Veteran left-wing senator Bernie Sanders has issued a blistering four-word retort to National Economic Council Director Kevin Hassett's attempts to reassure the public about rising oil prices as the war in Iran drags on. Reacting to Hassett's optimistic comments, Sanders simply stated: "God help us all."
Hassett's Controversial Economic Outlook
In a Tuesday interview with CNBC, Kevin Hassett, President Donald Trump's economic adviser, suggested that if oil prices were to decrease due to a resolution in Iran, inflation could approach zero. "Imagine if oil prices start going back down because the situation resolves itself somehow, then you could be looking at inflation close to zero," Hassett remarked, seemingly dismissing the six-week conflict's ongoing impact.
When MSNBC host Chris Hayes played the clip during an interview with Sanders, both men chuckled before the Vermont senator delivered his sharp critique. "This is [President Donald Trump's] economic adviser, God help us all," Sanders declared, highlighting the disconnect between administration rhetoric and economic reality.
The Real-World Impact on American Consumers
Sanders elaborated on the tangible consequences of rising fuel costs for ordinary Americans. "Here in the United States, you know, we're having 60 percent of our people living paycheck-to-paycheck," he explained. "And now what they're having to deal with is gas in Vermont, I think it's over four bucks a gallon, parts of the country, it's higher than that. And that means less money for food, less money to be able to pay the rent."
The senator connected the affordability crisis directly to Middle Eastern conflicts, noting that Prime Minister Benjamin Netanyahu's wars "have not only been grossly immoral and destructive, but they are also impacting billions of people throughout the world."

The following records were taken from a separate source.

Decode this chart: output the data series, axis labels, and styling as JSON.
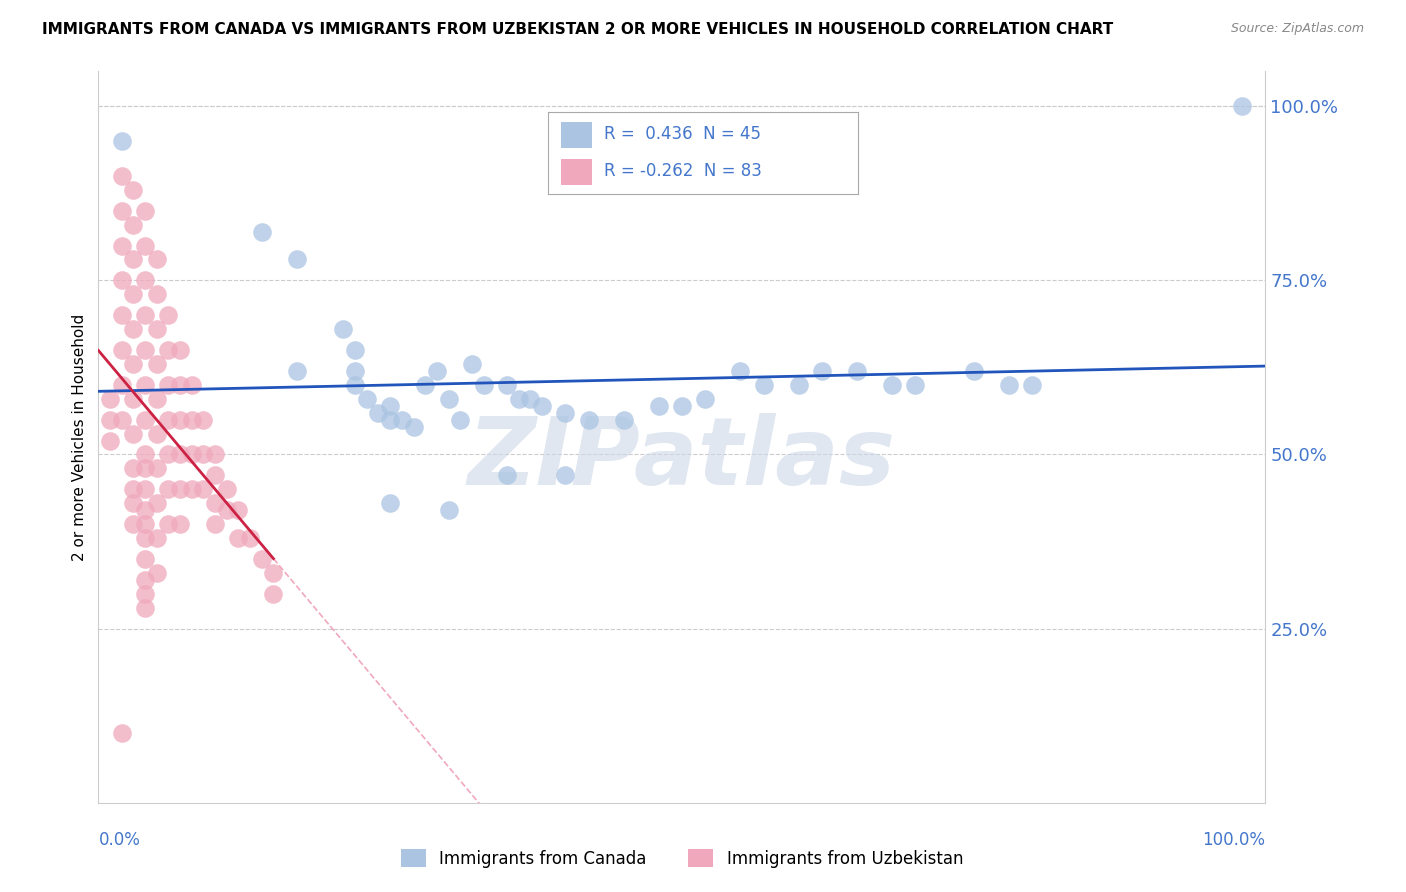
{
  "title": "IMMIGRANTS FROM CANADA VS IMMIGRANTS FROM UZBEKISTAN 2 OR MORE VEHICLES IN HOUSEHOLD CORRELATION CHART",
  "source": "Source: ZipAtlas.com",
  "ylabel": "2 or more Vehicles in Household",
  "canada_R": 0.436,
  "canada_N": 45,
  "uzbekistan_R": -0.262,
  "uzbekistan_N": 83,
  "canada_color": "#aac4e2",
  "uzbekistan_color": "#f0a8bc",
  "canada_line_color": "#2255bb",
  "uzbekistan_line_solid_color": "#cc2244",
  "uzbekistan_line_dashed_color": "#f0a8bc",
  "watermark_text": "ZIPatlas",
  "watermark_color": "#ccd8e8",
  "ytick_labels": [
    "25.0%",
    "50.0%",
    "75.0%",
    "100.0%"
  ],
  "ytick_values": [
    0.25,
    0.5,
    0.75,
    1.0
  ],
  "tick_color": "#4477cc",
  "xlim": [
    0.0,
    1.0
  ],
  "ylim": [
    0.0,
    1.05
  ],
  "canada_x": [
    0.02,
    0.14,
    0.17,
    0.17,
    0.21,
    0.22,
    0.22,
    0.22,
    0.23,
    0.24,
    0.25,
    0.25,
    0.26,
    0.27,
    0.28,
    0.29,
    0.3,
    0.31,
    0.32,
    0.33,
    0.35,
    0.36,
    0.37,
    0.38,
    0.4,
    0.42,
    0.45,
    0.48,
    0.5,
    0.52,
    0.55,
    0.57,
    0.6,
    0.62,
    0.65,
    0.68,
    0.7,
    0.75,
    0.78,
    0.8,
    0.25,
    0.3,
    0.35,
    0.4,
    0.98
  ],
  "canada_y": [
    0.95,
    0.82,
    0.78,
    0.62,
    0.68,
    0.65,
    0.62,
    0.6,
    0.58,
    0.56,
    0.57,
    0.55,
    0.55,
    0.54,
    0.6,
    0.62,
    0.58,
    0.55,
    0.63,
    0.6,
    0.6,
    0.58,
    0.58,
    0.57,
    0.56,
    0.55,
    0.55,
    0.57,
    0.57,
    0.58,
    0.62,
    0.6,
    0.6,
    0.62,
    0.62,
    0.6,
    0.6,
    0.62,
    0.6,
    0.6,
    0.43,
    0.42,
    0.47,
    0.47,
    1.0
  ],
  "uzbekistan_x": [
    0.01,
    0.01,
    0.01,
    0.02,
    0.02,
    0.02,
    0.02,
    0.02,
    0.02,
    0.02,
    0.02,
    0.03,
    0.03,
    0.03,
    0.03,
    0.03,
    0.03,
    0.03,
    0.03,
    0.03,
    0.03,
    0.03,
    0.03,
    0.04,
    0.04,
    0.04,
    0.04,
    0.04,
    0.04,
    0.04,
    0.04,
    0.04,
    0.04,
    0.04,
    0.04,
    0.04,
    0.04,
    0.04,
    0.04,
    0.04,
    0.05,
    0.05,
    0.05,
    0.05,
    0.05,
    0.05,
    0.05,
    0.05,
    0.05,
    0.05,
    0.06,
    0.06,
    0.06,
    0.06,
    0.06,
    0.06,
    0.06,
    0.07,
    0.07,
    0.07,
    0.07,
    0.07,
    0.07,
    0.08,
    0.08,
    0.08,
    0.08,
    0.09,
    0.09,
    0.09,
    0.1,
    0.1,
    0.1,
    0.1,
    0.11,
    0.11,
    0.12,
    0.12,
    0.13,
    0.14,
    0.15,
    0.15,
    0.02
  ],
  "uzbekistan_y": [
    0.58,
    0.55,
    0.52,
    0.9,
    0.85,
    0.8,
    0.75,
    0.7,
    0.65,
    0.6,
    0.55,
    0.88,
    0.83,
    0.78,
    0.73,
    0.68,
    0.63,
    0.58,
    0.53,
    0.48,
    0.45,
    0.43,
    0.4,
    0.85,
    0.8,
    0.75,
    0.7,
    0.65,
    0.6,
    0.55,
    0.5,
    0.48,
    0.45,
    0.42,
    0.4,
    0.38,
    0.35,
    0.32,
    0.3,
    0.28,
    0.78,
    0.73,
    0.68,
    0.63,
    0.58,
    0.53,
    0.48,
    0.43,
    0.38,
    0.33,
    0.7,
    0.65,
    0.6,
    0.55,
    0.5,
    0.45,
    0.4,
    0.65,
    0.6,
    0.55,
    0.5,
    0.45,
    0.4,
    0.6,
    0.55,
    0.5,
    0.45,
    0.55,
    0.5,
    0.45,
    0.5,
    0.47,
    0.43,
    0.4,
    0.45,
    0.42,
    0.42,
    0.38,
    0.38,
    0.35,
    0.33,
    0.3,
    0.1
  ]
}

Administration's Mixed Messaging on War and Economy
Despite Hassett's wishful thinking, data from the American Automobile Association confirms Sanders' concerns. As of Wednesday morning, the average U.S. gas price stood at $4.11, with West Coast consumers paying significantly more due to war-related market disruptions.
The administration offered contradictory signals on Tuesday, with Trump telling Fox Business host Maria Bartiromo that the war is "very close" to ending, despite failed peace talks in Pakistan and similar unfulfilled promises from two weeks prior. Meanwhile, Treasury Secretary Scott Bessent told the BBC that "a small bit of economic pain" was acceptable for long-term security, and Kansas Senator Roger Marshall told Newsmax viewers that "your national security is more important than your pocketbook."

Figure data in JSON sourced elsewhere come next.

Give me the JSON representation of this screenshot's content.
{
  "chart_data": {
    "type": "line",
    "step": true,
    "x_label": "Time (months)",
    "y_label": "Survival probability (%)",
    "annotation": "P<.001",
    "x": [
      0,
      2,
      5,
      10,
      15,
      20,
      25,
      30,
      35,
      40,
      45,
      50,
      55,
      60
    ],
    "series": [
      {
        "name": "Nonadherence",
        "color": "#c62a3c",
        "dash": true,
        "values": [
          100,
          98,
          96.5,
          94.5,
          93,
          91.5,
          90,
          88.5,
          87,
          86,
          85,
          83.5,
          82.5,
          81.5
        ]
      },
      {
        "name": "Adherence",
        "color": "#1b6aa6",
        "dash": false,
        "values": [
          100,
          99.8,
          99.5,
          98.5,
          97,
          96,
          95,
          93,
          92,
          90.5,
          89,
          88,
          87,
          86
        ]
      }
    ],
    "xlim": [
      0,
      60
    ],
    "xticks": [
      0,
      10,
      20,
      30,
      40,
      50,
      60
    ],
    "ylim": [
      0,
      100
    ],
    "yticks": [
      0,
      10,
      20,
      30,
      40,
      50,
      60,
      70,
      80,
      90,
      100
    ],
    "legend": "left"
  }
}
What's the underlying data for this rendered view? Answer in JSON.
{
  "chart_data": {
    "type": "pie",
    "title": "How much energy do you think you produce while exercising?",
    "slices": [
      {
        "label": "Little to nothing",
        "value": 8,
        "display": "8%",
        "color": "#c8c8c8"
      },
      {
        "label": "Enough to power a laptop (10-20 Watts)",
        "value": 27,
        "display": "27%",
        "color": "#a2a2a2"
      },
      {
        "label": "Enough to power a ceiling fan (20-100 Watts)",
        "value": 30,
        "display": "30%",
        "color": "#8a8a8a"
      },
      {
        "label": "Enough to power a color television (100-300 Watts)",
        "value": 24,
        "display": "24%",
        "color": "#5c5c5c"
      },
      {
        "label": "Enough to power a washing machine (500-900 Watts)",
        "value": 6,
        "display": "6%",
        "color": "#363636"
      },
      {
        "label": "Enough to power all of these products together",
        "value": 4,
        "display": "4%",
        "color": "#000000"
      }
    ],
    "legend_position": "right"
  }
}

Energy Secretary's Cautious Forecast
Energy Secretary Chris Wright provided a more tempered outlook at the Semafor World Economy summit in Washington, D.C., suggesting his earlier summer resolution forecast now appeared "aggressive." Wright acknowledged that "we're going to see energy prices, you know, high and maybe even rising, until we get meaningful ship traffic through the Straits of Hormuz," with peak prices potentially coming in the next few weeks.
In a concerning admission echoing Trump's previous comments, Wright stated there was "a very real possibility" that oil prices could rise further before improvement occurs.

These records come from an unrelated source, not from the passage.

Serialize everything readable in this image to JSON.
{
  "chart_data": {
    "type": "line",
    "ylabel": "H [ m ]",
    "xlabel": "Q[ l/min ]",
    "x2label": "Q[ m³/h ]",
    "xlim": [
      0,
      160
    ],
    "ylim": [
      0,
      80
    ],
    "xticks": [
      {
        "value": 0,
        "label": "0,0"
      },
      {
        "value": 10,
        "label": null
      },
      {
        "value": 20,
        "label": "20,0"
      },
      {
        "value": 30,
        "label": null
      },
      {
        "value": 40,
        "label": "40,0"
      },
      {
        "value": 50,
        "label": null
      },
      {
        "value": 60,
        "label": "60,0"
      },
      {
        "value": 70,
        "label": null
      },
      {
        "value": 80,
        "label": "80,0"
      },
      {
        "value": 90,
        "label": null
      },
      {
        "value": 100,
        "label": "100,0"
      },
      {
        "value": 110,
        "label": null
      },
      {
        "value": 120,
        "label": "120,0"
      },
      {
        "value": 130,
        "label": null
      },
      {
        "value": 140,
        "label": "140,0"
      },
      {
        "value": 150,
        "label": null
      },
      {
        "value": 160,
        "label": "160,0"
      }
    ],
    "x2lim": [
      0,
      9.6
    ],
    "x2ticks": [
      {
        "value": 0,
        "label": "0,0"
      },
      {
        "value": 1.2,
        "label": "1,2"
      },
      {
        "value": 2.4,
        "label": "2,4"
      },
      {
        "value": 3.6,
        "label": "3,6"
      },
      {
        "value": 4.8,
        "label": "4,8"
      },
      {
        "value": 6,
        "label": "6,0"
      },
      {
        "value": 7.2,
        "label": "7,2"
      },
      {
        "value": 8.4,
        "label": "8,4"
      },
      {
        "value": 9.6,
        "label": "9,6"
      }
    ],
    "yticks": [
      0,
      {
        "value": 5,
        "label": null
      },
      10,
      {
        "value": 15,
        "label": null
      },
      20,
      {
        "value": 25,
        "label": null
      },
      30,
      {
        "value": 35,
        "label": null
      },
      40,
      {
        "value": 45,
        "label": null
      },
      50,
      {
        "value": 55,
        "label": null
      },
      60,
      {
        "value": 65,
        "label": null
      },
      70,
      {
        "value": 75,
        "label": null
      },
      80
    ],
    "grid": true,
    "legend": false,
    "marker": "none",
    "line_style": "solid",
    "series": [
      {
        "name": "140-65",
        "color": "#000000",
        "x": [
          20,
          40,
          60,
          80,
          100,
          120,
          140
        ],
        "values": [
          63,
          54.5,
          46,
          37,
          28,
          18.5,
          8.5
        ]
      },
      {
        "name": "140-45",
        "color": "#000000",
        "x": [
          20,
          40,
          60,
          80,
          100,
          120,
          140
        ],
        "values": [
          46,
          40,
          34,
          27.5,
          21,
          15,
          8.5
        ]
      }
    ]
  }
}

Broader Economic Implications
Sanders criticized the administration's economic priorities, noting that "Trump's thought is that when we spend that money, we can cut back on healthcare and child care to pay for the war. Pretty crazy stuff." He estimated the conflict could ultimately cost a trillion dollars while exacerbating domestic affordability issues.
The International Monetary Fund reinforced these concerns on Tuesday, lowering its global growth outlook and warning that worsening conflict could push the world economy toward recession. With oil prices hovering near $100 per barrel and the Strait of Hormuz effectively closed, the economic stakes continue to rise alongside political tensions.